Discussion. I suspect the conjecture is false. However, I can't seem to find a counterexample.
If instead we try to prove the conjecture true, then without loss of generality we can assume $\varphi(m)=m$ for large $m$. We need to find $\epsilon>0$ with the desired property. Let $(\alpha_k)\in c_{00}$ satisfy $\lVert(\alpha_k)\rVert_{\ell_q}\leq\epsilon\lVert(\alpha_k)\rVert_{\ell_p}$, and without loss of generality assume $|\alpha_k|\geq 1$ whenever $\alpha_k\neq 0$. Then
$\lVert(\alpha_k)\rVert_{\ell_p}^p\leq\lVert(\alpha_k)\rVert_{\ell_q}^q\leq\epsilon^q\lVert(\alpha_k)\rVert_{\ell_p}^q\leq\epsilon^q\lVert(\alpha_k)\rVert_{\ell_p}^{p-1}\lVert(\alpha_k)\rVert_{\ell_1}^{1+q-p}$
and hence
$\epsilon^{-q}\lVert(\alpha_k)\rVert_{\ell_p}\leq\lVert(\alpha_k)\rVert_{\ell_1}^{1+q-p}$.
Of course, this is not good enough.
Any ideas would be much appreciated. Thanks!
This is true.
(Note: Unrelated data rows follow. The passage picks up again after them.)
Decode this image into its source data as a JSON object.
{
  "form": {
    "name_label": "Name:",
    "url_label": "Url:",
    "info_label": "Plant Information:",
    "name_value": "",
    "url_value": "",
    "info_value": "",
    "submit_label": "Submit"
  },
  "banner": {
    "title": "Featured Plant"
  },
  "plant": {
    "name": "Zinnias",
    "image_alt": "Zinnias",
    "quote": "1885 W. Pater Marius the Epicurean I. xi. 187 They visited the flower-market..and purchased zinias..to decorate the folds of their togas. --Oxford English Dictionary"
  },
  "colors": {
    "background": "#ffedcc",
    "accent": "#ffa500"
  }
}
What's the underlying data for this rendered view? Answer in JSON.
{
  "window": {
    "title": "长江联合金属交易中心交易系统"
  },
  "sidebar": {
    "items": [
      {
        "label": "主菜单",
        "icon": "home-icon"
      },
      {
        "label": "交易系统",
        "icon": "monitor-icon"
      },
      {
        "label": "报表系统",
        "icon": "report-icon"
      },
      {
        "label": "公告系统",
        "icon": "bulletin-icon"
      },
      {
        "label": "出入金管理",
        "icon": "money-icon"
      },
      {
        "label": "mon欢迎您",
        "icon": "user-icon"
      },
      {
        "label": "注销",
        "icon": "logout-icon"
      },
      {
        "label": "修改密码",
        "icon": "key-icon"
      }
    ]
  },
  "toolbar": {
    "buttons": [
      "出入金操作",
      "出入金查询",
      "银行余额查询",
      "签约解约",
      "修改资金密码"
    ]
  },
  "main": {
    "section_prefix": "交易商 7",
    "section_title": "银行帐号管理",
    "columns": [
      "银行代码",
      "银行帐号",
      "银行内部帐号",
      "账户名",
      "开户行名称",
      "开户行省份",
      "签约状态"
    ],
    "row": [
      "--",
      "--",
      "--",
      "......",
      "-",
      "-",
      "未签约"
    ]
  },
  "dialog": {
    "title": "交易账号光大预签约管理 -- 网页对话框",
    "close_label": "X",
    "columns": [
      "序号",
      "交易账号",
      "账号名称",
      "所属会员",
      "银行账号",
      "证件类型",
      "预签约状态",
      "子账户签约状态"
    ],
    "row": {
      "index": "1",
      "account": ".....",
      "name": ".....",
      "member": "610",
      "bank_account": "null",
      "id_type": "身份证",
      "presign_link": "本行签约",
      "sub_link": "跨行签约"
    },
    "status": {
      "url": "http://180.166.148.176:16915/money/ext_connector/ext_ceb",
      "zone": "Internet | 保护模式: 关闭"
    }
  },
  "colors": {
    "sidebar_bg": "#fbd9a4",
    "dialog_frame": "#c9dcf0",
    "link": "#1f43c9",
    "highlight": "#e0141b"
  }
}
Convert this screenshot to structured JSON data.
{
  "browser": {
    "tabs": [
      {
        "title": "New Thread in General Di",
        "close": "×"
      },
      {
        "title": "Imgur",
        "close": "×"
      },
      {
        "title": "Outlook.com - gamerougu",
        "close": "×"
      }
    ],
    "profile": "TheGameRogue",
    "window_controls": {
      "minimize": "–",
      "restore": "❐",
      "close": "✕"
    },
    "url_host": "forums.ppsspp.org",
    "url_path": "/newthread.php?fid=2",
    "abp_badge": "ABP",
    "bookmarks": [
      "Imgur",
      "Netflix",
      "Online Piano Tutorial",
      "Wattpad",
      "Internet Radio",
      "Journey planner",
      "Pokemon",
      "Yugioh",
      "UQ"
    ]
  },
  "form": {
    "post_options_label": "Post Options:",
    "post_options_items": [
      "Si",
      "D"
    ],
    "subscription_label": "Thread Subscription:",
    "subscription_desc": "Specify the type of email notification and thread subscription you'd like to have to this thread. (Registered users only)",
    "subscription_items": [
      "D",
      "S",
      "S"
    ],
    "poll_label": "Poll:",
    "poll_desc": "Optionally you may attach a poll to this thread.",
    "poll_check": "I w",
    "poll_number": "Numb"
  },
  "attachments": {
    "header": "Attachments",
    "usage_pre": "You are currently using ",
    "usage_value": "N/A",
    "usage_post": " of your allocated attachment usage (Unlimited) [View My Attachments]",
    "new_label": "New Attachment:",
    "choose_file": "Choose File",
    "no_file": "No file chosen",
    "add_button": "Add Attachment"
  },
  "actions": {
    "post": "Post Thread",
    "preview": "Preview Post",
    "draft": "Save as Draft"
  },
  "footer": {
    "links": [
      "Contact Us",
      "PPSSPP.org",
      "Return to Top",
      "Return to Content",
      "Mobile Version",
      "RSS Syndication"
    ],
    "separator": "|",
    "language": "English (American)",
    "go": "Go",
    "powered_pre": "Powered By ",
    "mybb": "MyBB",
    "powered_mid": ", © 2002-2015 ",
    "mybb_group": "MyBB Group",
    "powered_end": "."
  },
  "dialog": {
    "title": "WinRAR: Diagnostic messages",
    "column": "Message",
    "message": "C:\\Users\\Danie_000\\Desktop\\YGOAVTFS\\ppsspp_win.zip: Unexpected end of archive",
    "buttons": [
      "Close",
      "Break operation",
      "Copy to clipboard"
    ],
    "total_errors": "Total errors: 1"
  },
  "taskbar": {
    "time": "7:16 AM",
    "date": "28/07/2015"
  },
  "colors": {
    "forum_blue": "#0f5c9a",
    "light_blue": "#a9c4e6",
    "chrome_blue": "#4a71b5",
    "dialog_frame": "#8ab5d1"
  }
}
Let $\lambda\in (0,1)$ be such that $$\frac{1}{p} = \frac{1-\lambda}{1} + \frac{\lambda}{q} \tag{1}$$ By Hölder's inequality, $$ \sum |\alpha_k|^p = \sum |\alpha_k|^{(1-\lambda)p} |\alpha_k|^{ \lambda p} \le \left(\sum |\alpha_k| \right)^{(1-\lambda)p} \left(\sum |\alpha_k|^q \right)^{ \lambda p/q} \tag{2}$$ which can be stated as $$\|\alpha\|_p\le \|\alpha\|_1^{1-\lambda} \|\alpha\|_q^{\lambda}\tag{3}$$ The inequality (3) is the standard $L^p$ interpolation inequality.
If $\|\alpha\|_q \le \epsilon \|\alpha\|_p$, then (3) implies $$\|\alpha\|_p\le \epsilon^{\lambda} \|\alpha\|_1^{1-\lambda} \|\alpha\|_p^{\lambda}$$ hence $$\|\alpha\|_p\le \epsilon^{\lambda/(1-\lambda)} \|\alpha\|_1 \tag{4}$$ which is the kind of inequality you want.